Rau rangatira mā, e huihui nei, tēnei aku mihi māhana ki a koutou. Kia ora tātou katoa.
Distinguished guests, ladies and gentlemen, warm greetings to you all.
I specifically acknowledge Lady June Hillary;
Peter and Sarah Hillary and members of the wider Hillary family;
Phurba Sona Sherpa;
and Sir Ranulph Fiennes.
Thank you for giving me the privilege of speaking about Sir Edmund Hillary this evening. I say this knowing that it’s no small task to do justice to his legacy.
One hundred years after his birth, Sir Ed is still our most admired and internationally celebrated citizen. Here in New Zealand he remains a part of our everyday life, with his image adorning our $5 dollar bill.
He was a colossus during my childhood, attaining legendary status. He was regarded as a hero of remarkable fortitude and determination; and as someone whose ingenuity, independent spirit, and chutzpah appealed to our egalitarian principles.
Sir Ed inspired generations of New Zealanders to believe that someone from our small corner of the world could cut it in the international arena and make an impact.
If an unknown beekeeper from a small rural community in the Waikato could reach the top, perhaps the rest of us could too.
On the day of Queen Elizabeth’s Coronation, the news broke that Sir Ed and Tenzing Norgay, as members of a British expedition, had reached the summit of Everest.
The Front page headline of the Daily Express summed up the mood of the Coronation, “All this – and Everest too!”
Sir Ed was knighted by the Queen just four days after her coronation and was one of the first people to be awarded New Zealand’s highest honour, the Order of New Zealand, in 1987.
In 1995, Queen Elizabeth bestowed on Sir Ed the highest and most venerable of British honours when he became a Knight of the Order of the Garter.

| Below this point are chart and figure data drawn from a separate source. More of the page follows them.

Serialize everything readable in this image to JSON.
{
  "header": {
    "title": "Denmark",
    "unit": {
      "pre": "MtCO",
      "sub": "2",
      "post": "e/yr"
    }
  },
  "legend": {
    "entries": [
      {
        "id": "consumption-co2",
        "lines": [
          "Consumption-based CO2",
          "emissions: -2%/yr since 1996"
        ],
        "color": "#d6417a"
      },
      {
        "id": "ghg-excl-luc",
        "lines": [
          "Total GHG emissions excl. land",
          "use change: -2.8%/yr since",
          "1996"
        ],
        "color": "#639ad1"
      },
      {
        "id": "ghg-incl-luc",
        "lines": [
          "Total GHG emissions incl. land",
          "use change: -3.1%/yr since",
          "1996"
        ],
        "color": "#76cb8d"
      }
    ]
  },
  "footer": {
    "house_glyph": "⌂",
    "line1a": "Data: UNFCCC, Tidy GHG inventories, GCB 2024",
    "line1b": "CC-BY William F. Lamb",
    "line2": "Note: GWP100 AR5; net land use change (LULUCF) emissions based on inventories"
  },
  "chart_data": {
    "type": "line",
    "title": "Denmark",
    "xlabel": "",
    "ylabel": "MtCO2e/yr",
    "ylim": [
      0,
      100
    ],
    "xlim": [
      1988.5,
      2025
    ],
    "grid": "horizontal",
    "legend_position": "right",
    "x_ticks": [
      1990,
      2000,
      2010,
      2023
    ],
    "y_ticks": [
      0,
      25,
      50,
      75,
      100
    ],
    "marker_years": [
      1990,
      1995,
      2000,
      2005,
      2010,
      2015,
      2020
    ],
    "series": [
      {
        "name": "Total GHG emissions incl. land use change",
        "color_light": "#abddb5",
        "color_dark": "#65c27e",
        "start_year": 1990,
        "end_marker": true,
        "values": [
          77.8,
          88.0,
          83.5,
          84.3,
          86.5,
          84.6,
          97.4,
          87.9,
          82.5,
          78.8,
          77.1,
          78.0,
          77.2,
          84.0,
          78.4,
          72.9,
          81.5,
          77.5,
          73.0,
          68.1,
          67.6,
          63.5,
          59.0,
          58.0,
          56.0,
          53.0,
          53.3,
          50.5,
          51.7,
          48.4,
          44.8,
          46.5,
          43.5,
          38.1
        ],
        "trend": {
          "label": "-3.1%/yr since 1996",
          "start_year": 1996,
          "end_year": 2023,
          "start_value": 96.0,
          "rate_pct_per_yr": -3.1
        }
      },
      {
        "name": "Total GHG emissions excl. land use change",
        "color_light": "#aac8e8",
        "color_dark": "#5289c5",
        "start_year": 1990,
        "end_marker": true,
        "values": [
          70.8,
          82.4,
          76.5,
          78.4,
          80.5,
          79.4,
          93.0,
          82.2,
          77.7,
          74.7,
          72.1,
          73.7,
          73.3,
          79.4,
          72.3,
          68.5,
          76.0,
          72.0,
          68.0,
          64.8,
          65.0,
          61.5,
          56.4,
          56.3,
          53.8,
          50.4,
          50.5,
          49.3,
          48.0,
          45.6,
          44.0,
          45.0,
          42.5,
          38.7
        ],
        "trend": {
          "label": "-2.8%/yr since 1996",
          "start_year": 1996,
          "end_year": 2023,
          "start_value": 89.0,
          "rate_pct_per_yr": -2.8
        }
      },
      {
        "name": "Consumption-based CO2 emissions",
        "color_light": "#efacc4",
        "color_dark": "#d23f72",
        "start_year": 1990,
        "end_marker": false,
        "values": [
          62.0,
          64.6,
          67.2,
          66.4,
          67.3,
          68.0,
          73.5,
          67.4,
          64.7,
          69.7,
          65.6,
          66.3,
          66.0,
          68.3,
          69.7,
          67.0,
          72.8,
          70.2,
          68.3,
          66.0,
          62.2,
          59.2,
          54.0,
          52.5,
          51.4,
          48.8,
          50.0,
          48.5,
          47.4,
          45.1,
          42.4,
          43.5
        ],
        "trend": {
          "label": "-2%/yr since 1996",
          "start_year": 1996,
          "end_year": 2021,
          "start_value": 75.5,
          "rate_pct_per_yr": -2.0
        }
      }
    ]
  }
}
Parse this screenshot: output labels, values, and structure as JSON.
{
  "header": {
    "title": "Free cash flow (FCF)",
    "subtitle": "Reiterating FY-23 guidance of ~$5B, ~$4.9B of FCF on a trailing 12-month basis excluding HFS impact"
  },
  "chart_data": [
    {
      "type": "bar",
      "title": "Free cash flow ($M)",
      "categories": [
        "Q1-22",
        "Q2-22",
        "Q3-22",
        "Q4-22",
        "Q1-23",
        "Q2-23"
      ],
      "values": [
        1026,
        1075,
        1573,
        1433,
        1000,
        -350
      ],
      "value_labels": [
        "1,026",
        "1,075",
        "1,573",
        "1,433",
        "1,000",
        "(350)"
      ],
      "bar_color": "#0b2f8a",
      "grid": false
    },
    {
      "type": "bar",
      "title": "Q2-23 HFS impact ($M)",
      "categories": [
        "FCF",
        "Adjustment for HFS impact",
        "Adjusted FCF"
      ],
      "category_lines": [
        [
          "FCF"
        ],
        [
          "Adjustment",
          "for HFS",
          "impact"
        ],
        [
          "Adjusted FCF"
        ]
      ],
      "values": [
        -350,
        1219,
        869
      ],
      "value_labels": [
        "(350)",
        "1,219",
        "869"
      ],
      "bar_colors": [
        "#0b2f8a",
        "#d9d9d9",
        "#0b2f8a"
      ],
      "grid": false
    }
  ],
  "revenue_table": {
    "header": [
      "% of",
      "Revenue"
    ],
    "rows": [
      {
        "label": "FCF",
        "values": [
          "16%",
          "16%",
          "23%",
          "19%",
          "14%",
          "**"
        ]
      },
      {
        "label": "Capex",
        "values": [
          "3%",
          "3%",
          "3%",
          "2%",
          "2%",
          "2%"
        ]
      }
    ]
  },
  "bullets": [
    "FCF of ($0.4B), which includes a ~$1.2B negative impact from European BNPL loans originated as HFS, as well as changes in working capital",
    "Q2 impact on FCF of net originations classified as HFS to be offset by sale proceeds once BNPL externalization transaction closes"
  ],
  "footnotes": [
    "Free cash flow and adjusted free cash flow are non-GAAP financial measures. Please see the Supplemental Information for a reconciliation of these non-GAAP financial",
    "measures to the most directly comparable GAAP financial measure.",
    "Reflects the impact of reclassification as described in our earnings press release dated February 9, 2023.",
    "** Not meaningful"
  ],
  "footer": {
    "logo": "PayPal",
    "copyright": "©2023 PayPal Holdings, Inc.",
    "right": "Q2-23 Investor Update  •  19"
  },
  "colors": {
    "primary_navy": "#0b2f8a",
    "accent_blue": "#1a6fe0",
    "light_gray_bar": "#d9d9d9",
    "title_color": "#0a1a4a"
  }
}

Along with the numerous honorary doctorates he received in his lifetime, these later honours recognised his humanitarian and philanthropic work with the Himalayan Trust.
Sir Ed’s legacy can be measured in the many ways the lives of Nepalese people have been transformed through the work of the Trust.
Education has empowered generations to become successful entrepreneurs in their own communities, or pursue higher education.
Hospitals and clinics have helped to eliminate disease.
Communities have access to reliable water supplies. Bridges and airstrips connect them to the outside world.
The creation of a national park and hydro-power have both helped to halt deforestation.
True to Sir Ed’s egalitarian principles, the Himalayan Trust’s projects have been undertaken at the request of Nepalese communities, and in partnership with them.
The New Zealand Government has provided significant funding to the Trust since 2004, as part of its Overseas Aid programme.
The Trust was there to help the families of Nepalese guides killed by an avalanche in 2014, and to assist with emergency assistance and rebuilding after the devastating earthquakes of 2015.
By setting up the Trust and attracting support for his work in Nepal, Sir Ed demonstrated how fame could be harnessed to achieve public good.
As British author Jan Morris said at the New Zealand Alpine Club memorial following his death:
‘Ed repaid a debt to the country that made him famous by all the things he did in Nepal. You in New Zealand are lucky that your greatest hero is great because he is good’.
Sir Ed’s enduring legacy is aroha for the Nepalese communities whose manaakitanga had supported him through some dark and challenging times – people he counted as friends, who in turn called him Burra Sahib – the Big Man.
In many ways, Sir Ed was ahead of his time. His love for the natural world and concern about the environmental impact of tourism on Nepal resonates with us in New Zealand today, as does his determination to address the problems caused by poverty, poor health outcomes, and environmental degradation.
The centenary of Sir Ed’s birth is a significant moment for all New Zealanders. I believe it would be his birthday wish that we renew our support for his work.
Tonight gives us that opportunity.
I wish everyone associated with the Himalayan Trust all the very best as you work to honour Sir Ed’s extraordinary legacy.